Bazen insanlar ya en başından yada ilerleyen zamanlarda kendini -gerçek kişiliğini- gösterir.

Ben bunu sanırım yeni anlıyordum.  Asaf hiç de aklımdaki biri gibi değildi. Uzaktan cömert, şefkatli, yakışıklı bir iş adamı. Her kızın hayali. Fakat tanıdıkça beni çukuruna çekiyordu...

Sabahın güneşi yüzüme vururken gözlerimi hiç istemediğim halde araladım.

'Hiç bir şey değiliz.'

İki gündür uyanır uyanmaz sürekli kafamda yankı eden bu cümle beni delirmeye itiyordu. Neden bu kadar çok kafaya taktığımı çözemiyordum. Üstünden iki koca gün geçmişti. Her şey normal fakat Asaf soğuktu. Her zamanki gibi şirkete gitmeye devam ediyordum.

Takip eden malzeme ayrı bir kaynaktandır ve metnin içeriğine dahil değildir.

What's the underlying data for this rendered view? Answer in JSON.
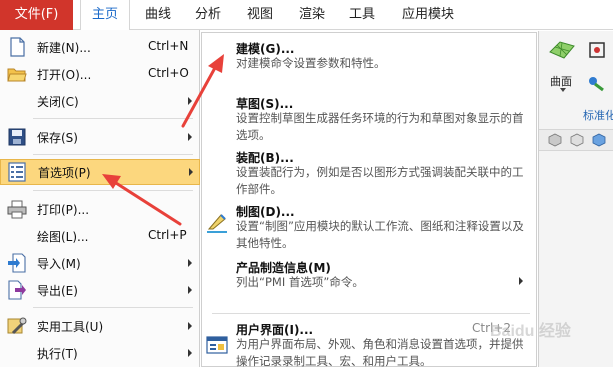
{
  "menubar": {
    "file_tab": "文件(F)",
    "tabs": [
      {
        "label": "主页",
        "active": true
      },
      {
        "label": "曲线",
        "active": false
      },
      {
        "label": "分析",
        "active": false
      },
      {
        "label": "视图",
        "active": false
      },
      {
        "label": "渲染",
        "active": false
      },
      {
        "label": "工具",
        "active": false
      },
      {
        "label": "应用模块",
        "active": false
      }
    ]
  },
  "ribbon": {
    "surface_label": "曲面",
    "group_label": "标准化"
  },
  "file_menu": {
    "items": [
      {
        "label": "新建(N)...",
        "shortcut": "Ctrl+N",
        "icon": "new-document-icon",
        "submenu": false
      },
      {
        "label": "打开(O)...",
        "shortcut": "Ctrl+O",
        "icon": "open-folder-icon",
        "submenu": false
      },
      {
        "label": "关闭(C)",
        "shortcut": "",
        "icon": "",
        "submenu": true
      },
      {
        "label": "保存(S)",
        "shortcut": "",
        "icon": "save-disk-icon",
        "submenu": true
      },
      {
        "label": "首选项(P)",
        "shortcut": "",
        "icon": "preferences-list-icon",
        "submenu": true,
        "selected": true
      },
      {
        "label": "打印(P)...",
        "shortcut": "",
        "icon": "printer-icon",
        "submenu": false
      },
      {
        "label": "绘图(L)...",
        "shortcut": "Ctrl+P",
        "icon": "",
        "submenu": false
      },
      {
        "label": "导入(M)",
        "shortcut": "",
        "icon": "import-icon",
        "submenu": true
      },
      {
        "label": "导出(E)",
        "shortcut": "",
        "icon": "export-icon",
        "submenu": true
      },
      {
        "label": "实用工具(U)",
        "shortcut": "",
        "icon": "utilities-icon",
        "submenu": true
      },
      {
        "label": "执行(T)",
        "shortcut": "",
        "icon": "",
        "submenu": true
      }
    ]
  },
  "preferences_menu": {
    "items": [
      {
        "title": "建模(G)...",
        "desc": "对建模命令设置参数和特性。"
      },
      {
        "title": "草图(S)...",
        "desc": "设置控制草图生成器任务环境的行为和草图对象显示的首选项。"
      },
      {
        "title": "装配(B)...",
        "desc": "设置装配行为，例如是否以图形方式强调装配关联中的工作部件。"
      },
      {
        "title": "制图(D)...",
        "desc": "设置“制图”应用模块的默认工作流、图纸和注释设置以及其他特性。"
      },
      {
        "title": "产品制造信息(M)",
        "desc": "列出“PMI 首选项”命令。"
      },
      {
        "title": "用户界面(I)...",
        "shortcut": "Ctrl+2",
        "desc": "为用户界面布局、外观、角色和消息设置首选项，并提供操作记录录制工具、宏、和用户工具。"
      }
    ]
  },
  "watermark": "Baidu 经验",
  "colors": {
    "file_tab": "#d1352b",
    "active_tab_text": "#1b6ac9",
    "selected_item": "#fcd77e",
    "annotation_arrow": "#e8413a"
  }
}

Hala asistandım. Güya asistan(!)

Yataktan kalkıp yorganı kenara ittim. Hiç odayı toparlayacak mecalim yoktu. Banyoya doğru ilerledim, bir güzel duşumu alıp kendime geldim.

Kurulanıp dolabı açtım. Hemen elime aldığım göğüs dekolteli siyah mini elbisemi giydim. Yüzüme hafif bir makyaj yaptım saçlarıma da dalgalı bir şekil verip aşağı indim.

"Günaydın Mervan teyze."

Merdivenlerden inerken beni fark etti ve manidar bir gülümseme hediye etti. "Sana da günaydın yavrum. Haberin var mı bilmiyorum ama Asaf Bey bugün ofise gitmeyecekti."

"Neden ki?" Bugün önemli toplantıları olduğunu sanıyordum oysa?

"Bilmem ki kuzum, bilgi vermedi."

Bu benimde mi bugün şirkete gitmeyeceğim anlamına geliyordu acaba? Gitse miydim yoksa kalsa mıydım?

En iyisi onu arayıp neler olduğunu öğrenmek olurdu.

Telefonumu çantamdan çıkarıp rehbere girdim. Asaf'ın ismine tıklayıp telefonu kulağıma götürdüm. Telefon çalıyordu fakat açmıyordu. Belki de müsait değildir. Ama o her durumda telefonu cevaplardı...

Hemen ona mesaj yazmaya başladım,

-Asaf Mert

<Günaydın, bugün şirkete gitmeyeceğini bilmiyordum. Beni arar mısın?

Onu merak etmeye başlamıştım. Evet onun hayatı sadece holding de geçmiyordu. Farklı yerlere gidiyor, başka iş adamlarıyla görüşüyor ve bambaşka toplantılara da katılıyordu. Ama her seferinde haber vermeyi ihmal etmiyordu.

Merak duygusuyla içimde cebelleşirken Mervan teyzenin sesi kulağıma değdi. "Kuzum kahvaltı hazır hadi gel."

Başımı sallayarak onay verdim ve masaya geçtim. Sandalyemi çekip oturdum. Kahvaltımı yaparken hala aklımda Asaf vardı. Acaba Deniz'in haberi var mıydı Asaf'tan?